Wednesday, October 19, 2016

pregnant and diabetic -- honesty time

Real talk time. Having pre-existing T1D this pregnancy sucks. It's stressful (SO stressful), minimally painful (shots, finger pricks, blood draws), difficult to plan around (you have to plan everything. Going somewhere there might not be "safe" food? Better pack snacks), and you never know how you're actually doing unless you get bloodwork back (for long term data) or see an ultrasound to assure you your baby will not be 14lbs and have crazy defects.

I bounce between extremes -- hyper vigilant about going for a run after a meal and eating only salads and no refined sugar whatsoever, to lackadaisical and "I'm doing my best!" and indulging in splurge meals (as splurgey as somewhat reasonable) and crossing fingers my long-acting shot will cover that extra bowl of raspberries and whipped cream or homemade cookie. Unfortunately the pendulum swings lax more often than ultra dedicated.

In all honesty, it makes it hard to get excited about the baby (or even think about her) a lot of the time. I don't know if that's because I don't want to get disappointed, or if I have too much to worry and consume my thoughts about already, or just part of the "second child" phenomenon where you're focused on your firstborn because they're in your "right now" moments demanding time and attention and thoughts. Toddlers aren't a piece of cake to juggle when you're exhausted, trying to prick your finger, just wanting a nap, or whatever else.

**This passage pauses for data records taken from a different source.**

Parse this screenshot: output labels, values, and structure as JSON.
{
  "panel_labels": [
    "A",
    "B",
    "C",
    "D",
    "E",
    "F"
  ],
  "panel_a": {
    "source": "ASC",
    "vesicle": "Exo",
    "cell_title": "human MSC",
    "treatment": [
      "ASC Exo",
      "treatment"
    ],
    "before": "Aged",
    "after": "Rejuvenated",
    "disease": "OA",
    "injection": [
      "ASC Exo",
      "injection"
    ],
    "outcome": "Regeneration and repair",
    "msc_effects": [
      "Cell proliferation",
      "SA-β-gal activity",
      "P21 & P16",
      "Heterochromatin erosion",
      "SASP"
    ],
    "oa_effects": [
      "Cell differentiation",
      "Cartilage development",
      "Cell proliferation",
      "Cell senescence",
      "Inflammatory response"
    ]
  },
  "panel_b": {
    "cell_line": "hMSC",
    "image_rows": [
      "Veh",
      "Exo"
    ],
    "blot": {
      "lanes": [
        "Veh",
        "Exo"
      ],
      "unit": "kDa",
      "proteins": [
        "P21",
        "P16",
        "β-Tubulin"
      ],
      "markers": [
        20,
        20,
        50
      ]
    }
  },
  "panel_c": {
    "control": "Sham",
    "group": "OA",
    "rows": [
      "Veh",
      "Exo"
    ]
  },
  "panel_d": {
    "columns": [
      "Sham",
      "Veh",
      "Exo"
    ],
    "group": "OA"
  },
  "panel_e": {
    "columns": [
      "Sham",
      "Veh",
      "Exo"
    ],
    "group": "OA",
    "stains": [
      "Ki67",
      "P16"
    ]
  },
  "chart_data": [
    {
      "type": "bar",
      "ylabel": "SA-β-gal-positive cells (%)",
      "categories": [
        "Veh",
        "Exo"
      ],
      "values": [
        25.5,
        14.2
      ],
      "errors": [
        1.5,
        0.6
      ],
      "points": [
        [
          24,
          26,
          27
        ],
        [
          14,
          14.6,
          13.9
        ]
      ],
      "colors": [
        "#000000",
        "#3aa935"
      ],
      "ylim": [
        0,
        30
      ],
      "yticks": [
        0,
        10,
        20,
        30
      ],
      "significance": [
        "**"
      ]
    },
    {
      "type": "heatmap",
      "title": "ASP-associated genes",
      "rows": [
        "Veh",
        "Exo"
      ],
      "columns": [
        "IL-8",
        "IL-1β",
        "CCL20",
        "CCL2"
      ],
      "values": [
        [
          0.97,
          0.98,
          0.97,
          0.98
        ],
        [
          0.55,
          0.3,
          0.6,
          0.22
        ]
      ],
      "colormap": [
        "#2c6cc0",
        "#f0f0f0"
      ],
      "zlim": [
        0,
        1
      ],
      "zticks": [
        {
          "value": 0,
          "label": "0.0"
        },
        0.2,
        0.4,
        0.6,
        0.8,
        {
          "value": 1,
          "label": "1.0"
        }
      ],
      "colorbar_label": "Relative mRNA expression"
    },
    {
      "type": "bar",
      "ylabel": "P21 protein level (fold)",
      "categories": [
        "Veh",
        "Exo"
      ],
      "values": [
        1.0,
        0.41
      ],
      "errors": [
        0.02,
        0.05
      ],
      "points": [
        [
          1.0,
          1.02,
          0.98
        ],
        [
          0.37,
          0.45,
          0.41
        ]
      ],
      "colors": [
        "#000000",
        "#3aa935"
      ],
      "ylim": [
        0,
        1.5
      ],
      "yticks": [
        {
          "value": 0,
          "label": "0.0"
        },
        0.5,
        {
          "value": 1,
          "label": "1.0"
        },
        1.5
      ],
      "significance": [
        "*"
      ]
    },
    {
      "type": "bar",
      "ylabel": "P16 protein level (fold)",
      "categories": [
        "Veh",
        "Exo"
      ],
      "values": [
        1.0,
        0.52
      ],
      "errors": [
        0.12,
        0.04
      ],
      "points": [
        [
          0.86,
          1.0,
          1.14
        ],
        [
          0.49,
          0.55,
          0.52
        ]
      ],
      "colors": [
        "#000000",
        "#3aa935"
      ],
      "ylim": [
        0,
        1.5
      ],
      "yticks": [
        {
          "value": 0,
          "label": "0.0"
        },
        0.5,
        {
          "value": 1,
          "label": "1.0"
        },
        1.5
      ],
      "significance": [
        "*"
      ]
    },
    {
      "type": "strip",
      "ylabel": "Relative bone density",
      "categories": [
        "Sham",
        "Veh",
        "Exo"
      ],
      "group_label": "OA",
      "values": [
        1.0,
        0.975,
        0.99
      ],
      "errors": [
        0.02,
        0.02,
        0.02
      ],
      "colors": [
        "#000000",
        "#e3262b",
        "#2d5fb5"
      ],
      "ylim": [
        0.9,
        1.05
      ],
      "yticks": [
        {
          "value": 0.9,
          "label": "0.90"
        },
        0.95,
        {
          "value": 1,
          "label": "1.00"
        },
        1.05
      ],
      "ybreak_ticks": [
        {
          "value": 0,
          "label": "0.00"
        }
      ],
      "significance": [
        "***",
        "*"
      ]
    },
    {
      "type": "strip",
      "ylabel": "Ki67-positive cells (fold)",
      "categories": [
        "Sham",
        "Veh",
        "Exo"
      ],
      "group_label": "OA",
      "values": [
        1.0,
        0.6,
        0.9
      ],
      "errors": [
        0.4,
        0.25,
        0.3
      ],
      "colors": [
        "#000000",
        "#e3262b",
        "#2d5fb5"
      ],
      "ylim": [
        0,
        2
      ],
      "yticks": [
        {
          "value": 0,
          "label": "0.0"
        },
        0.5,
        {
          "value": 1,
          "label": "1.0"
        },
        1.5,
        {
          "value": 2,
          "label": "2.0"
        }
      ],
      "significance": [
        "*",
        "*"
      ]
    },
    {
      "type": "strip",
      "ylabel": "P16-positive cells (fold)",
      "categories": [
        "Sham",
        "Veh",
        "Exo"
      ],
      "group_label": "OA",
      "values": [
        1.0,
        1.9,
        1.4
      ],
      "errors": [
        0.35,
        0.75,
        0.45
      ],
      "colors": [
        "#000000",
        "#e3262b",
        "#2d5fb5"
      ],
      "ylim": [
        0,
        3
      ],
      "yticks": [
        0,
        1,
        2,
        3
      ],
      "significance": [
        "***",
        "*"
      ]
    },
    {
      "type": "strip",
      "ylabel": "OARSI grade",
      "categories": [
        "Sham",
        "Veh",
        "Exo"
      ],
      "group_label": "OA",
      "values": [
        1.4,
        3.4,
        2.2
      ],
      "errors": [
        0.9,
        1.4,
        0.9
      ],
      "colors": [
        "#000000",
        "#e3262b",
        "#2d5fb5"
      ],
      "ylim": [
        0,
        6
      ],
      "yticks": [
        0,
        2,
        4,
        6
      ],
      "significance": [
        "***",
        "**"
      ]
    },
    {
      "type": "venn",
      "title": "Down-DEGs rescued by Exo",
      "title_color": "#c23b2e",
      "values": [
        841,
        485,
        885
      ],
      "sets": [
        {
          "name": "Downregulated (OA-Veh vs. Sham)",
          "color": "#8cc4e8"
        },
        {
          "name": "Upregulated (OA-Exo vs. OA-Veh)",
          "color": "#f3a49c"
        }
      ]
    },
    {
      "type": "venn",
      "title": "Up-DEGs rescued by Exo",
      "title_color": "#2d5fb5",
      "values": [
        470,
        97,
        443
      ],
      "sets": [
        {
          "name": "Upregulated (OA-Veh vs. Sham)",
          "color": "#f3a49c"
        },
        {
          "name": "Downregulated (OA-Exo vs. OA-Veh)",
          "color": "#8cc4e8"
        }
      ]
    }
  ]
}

I don't want to be so complain-y. I want to cherish every moment of this pregnancy because it is sacred and such a special time I will always remember and wish I could hold onto later on. The second I was handed Lilly I said, "This was worth everything," and I know I'll feel the same way with Julianna Cate. Anything to make her healthy. Anything to make her vibrant, alive. Anything to "not screw her up" -- this is my constant fear.

It's hard because it feels like a pain in the ass to be accommodated. It's hard because there's so much weight of responsibility with everything I eat. It's hard because there are so many delicious things out there (and I'm not even talking anything truly decadent), but even one spoonful of too many black-eyed peas will send my levels skyrocketing. It's hard because it's constantly changing. My insulin production varies DRAMATICALLY over the course of a DAY -- I can eat a bowl of shrimp and grits or a chorizo crepe or an egg & cheese biscuit in the morning, but if I tried to have the same meal at 2pm, my blood sugar level would DOUBLE. It's hard because it makes me feel uncontrollably fat -- because insulin is a fat storage hormone, and the more you eat the more you have to take and the more you take, the fatter you get. It's hard to know what works, to put in the work (the grocery shopping, the meal prep, the portion controlling, the timing), and then not even have the 100% assurance you did it right. It's hard because I want to seem like I have it under control but I'm constantly second-guessing myself, having to justify my decisions to well-meaning Drew while also feeling so selfish because I couldn't resist that cookie at Mom & Dad's. 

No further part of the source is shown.